Bloccati per oltre tre ore nel treno fermo, senza aria condizionata, con una temperatura infernale e senza alcuna informazione su che cosa stessa accadendo. E’ una testimonianza choc quella raccontata da una turista tedesca, professoressa universitaria e archeologa, in vacanza a Brisighella per alcuni giorni, che sabato scorso aveva programmato di spostarsi in treno insieme al marito e al cagnolino fino a Modena per proseguire il soggiorno. Il regionale partito dalla città manfreda alle 16.41, è giunto a Bologna con diversi finestrini infranti dai passeggeri esausti, disidratati e inferociti sulla gestione di un’emergenza che – lamenta la testimone – non ha avuto alcun riscontro se non solo dopo ore. Nei social sta circolando ed è diventato virale un video che descrive i momenti di panico vissuti dai passeggeri.

L’incendio e il guasto

E’ Trenitalia a spiegare la genesi dell’incidente. Il binario sul quale viaggiava il convoglio è rimasto senza alimentazione in seguito a un incendio divampato a ridosso dei binari, proprio all’altezza del tratto in cui stava transitando il regionale. L’intervento dei vigili del fuoco non è stato semplice e ha provocato per circa un’ora, tra le 17.30 e le 18.20, l’interruzione completa della circolazione su entrambi i binari. Rimasti esclusi dalla rete elettrica, l’aria condizionata dei vagoni si è spenta. Per ragioni di sicurezza si è cercato di tenere i passeggeri a bordo, finché il caldo e l’attesa hanno reso inevitabile l’apertura delle porte. Ma il protrarsi dell’emergenza ha alimentato crisi e problemi respiratori patiti da persone e animali. L’odissea si è conclusa solo dopo l’arrivo di una locomotiva alimentata a diesel, che nella serata ha scortato il convoglio fino a Bologna. L’intervento della Protezione civile, richiesto dalla società delle Ferrovie, non è stato possibile se non una volta giunti a destinazione, dove è stata fornita l’assistenza ai passeggeri che avevano perso coincidenze, voli e prenotazioni.

La testimonianza

Un racconto dell’orrore quello della turista. Spiega che dopo un’iniziale apertura delle porte, quando i viaggiatori sono scesi sotto il sole cercando ombra fra i cespugli al lato della ferrovia, tutti sono stati fatti rientrare. «Dopo due ore e mezza di disinformazione e disidratazione, i passeggeri si sono rivoltati. Un ciclista ha trovato un attrezzo con il quale è riuscito ad aprire le porte del treno». E ancora: «Alcuni passeggeri sono corsi alla toilette per cercare acqua, tuttavia non potabile». «Il mio cagnolino Lucy annaspava, ero preoccupata per la sua salute». Le mascherine obbligatorie per le norme anti Covid, naturalmente, sono state le prime a saltare.

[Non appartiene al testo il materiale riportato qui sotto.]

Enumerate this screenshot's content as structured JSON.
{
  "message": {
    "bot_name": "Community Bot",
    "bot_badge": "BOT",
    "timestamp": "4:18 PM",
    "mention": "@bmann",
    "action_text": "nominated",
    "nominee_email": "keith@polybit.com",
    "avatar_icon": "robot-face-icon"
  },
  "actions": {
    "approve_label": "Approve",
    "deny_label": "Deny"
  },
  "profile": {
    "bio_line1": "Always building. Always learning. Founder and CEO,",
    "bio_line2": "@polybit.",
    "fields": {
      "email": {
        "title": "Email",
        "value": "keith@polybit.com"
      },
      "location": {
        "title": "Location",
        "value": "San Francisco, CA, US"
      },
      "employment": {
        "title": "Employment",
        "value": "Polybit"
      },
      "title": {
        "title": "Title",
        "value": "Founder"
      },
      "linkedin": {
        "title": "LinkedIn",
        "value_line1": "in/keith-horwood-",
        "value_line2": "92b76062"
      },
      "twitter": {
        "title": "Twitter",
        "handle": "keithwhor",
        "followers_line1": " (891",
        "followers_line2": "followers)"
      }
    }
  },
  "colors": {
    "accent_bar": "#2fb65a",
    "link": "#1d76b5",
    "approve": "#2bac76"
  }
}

Una volta arrivati in stazione, «io e il mio compagno abbiamo dovuto rinunciare ai nostri piani iniziali …abbiamo pagato invano una notte di soggiorno e dovuto pernottare per dormire a Bologna». «Sono indignata per il modo in cui siamo stati trattati. Il treno è uno dei più bei modi di viaggiare, ma per convincere le persone di ciò, dovrebbero essere sicuri e confortevoli».